Silencing of lncRNA PVT1 ameliorates streptozotocin-induced pancreatic ß cell injury and enhances insulin secretory capacity by regulating miR-181a-5p.

ABSTRACT

Diabetes mellitus (DM) is a type of metabolic disorder characterized by long-term hyperglycemia. Accumulating evidence shows that long noncoding RNAs (lncRNAs) play significant roles in the occurrence and development of DM. This study intended to investigate the role of lncRNA plasmacytoma variant translocation 1 (PVT1) in rat insulinoma (INS-1) cells damaged by streptozotocin (STZ) and to identify the potential mechanisms. Firstly, PVT1 expression in INS-1 cells was assessed using RT-qPCR after STZ stimulation. After PVT1-knockdown, cell apoptosis, the contents of oxidative stress related markers, and changes in insulin secretion were detected. Results indicated that PVT1 was remarkably upregulated after STZ stimulation. PVT1-knockdown inhibited STZ-induced oxidative stress and apoptosis of INS-1 cells. Moreover, the insulin secretory capacity was notably elevated following PVT1 silencing.
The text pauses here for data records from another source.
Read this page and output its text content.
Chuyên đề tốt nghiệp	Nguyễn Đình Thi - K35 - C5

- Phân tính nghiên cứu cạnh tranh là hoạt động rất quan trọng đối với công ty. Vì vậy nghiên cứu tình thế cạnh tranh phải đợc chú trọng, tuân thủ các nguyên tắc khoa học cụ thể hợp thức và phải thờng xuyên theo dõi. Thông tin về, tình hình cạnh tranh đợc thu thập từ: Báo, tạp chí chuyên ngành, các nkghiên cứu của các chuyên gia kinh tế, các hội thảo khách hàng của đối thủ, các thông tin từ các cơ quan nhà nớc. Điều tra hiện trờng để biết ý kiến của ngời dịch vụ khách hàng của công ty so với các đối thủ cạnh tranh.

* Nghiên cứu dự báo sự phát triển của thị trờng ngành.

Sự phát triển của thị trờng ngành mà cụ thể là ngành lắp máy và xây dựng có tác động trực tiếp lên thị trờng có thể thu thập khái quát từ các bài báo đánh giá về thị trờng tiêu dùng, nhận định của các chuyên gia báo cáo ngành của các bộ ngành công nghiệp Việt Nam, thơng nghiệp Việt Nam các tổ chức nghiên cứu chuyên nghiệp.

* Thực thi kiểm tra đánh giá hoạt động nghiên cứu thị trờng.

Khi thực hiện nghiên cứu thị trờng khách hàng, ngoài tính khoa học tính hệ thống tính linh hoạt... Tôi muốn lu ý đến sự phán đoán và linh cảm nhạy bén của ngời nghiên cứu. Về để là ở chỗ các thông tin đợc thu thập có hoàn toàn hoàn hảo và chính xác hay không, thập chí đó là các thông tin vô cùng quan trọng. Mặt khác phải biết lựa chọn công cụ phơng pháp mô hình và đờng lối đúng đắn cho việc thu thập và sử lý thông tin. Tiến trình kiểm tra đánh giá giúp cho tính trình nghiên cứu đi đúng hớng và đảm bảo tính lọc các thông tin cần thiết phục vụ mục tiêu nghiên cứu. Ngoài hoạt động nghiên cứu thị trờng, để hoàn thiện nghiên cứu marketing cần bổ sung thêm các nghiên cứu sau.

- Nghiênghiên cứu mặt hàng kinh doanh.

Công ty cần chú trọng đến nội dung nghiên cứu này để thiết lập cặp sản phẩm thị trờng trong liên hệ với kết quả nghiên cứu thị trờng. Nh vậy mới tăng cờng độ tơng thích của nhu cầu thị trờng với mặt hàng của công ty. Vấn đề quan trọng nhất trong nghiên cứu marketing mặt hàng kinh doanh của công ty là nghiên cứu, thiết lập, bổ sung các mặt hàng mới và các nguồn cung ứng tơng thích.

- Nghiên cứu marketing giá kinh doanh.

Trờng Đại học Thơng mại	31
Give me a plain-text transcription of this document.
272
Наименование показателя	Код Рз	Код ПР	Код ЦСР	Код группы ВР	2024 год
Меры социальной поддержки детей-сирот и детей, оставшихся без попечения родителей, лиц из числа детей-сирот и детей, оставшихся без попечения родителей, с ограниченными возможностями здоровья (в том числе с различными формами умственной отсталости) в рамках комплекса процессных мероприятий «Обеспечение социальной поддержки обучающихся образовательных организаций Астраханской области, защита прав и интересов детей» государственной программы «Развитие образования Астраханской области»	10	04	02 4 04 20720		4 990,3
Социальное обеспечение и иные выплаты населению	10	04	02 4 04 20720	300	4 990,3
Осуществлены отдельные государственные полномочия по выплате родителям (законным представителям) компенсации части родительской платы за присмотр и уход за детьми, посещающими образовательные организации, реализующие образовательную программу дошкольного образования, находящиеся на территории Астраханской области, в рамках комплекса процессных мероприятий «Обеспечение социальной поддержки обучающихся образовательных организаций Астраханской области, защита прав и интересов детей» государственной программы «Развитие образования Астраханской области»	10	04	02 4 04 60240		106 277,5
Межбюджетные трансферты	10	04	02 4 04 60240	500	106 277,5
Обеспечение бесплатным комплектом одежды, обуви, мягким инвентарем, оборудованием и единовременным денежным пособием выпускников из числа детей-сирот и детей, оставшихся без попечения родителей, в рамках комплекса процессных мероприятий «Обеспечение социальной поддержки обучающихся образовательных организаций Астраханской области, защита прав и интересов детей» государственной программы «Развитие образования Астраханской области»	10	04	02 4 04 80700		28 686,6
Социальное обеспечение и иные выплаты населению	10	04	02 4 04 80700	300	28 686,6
Subsequently, a luciferase reporter assay verified that miR-181a-5p was directly targeted by PVT1. The rescue assays revealed that miR-181a-5p inhibitor dramatically abrogated the effects of PVT1 silencing on oxidative stress, apoptosis, and insulin secretion. Taken together, these findings demonstrated that PVT1-knockdown could ameliorate STZ-induced oxidative stress and apoptosis and elevate insulin secretory capacity in pancreatic ß cells by regulating miR-181a-5p, suggesting a promising biomarker in DM diagnosis and treatment.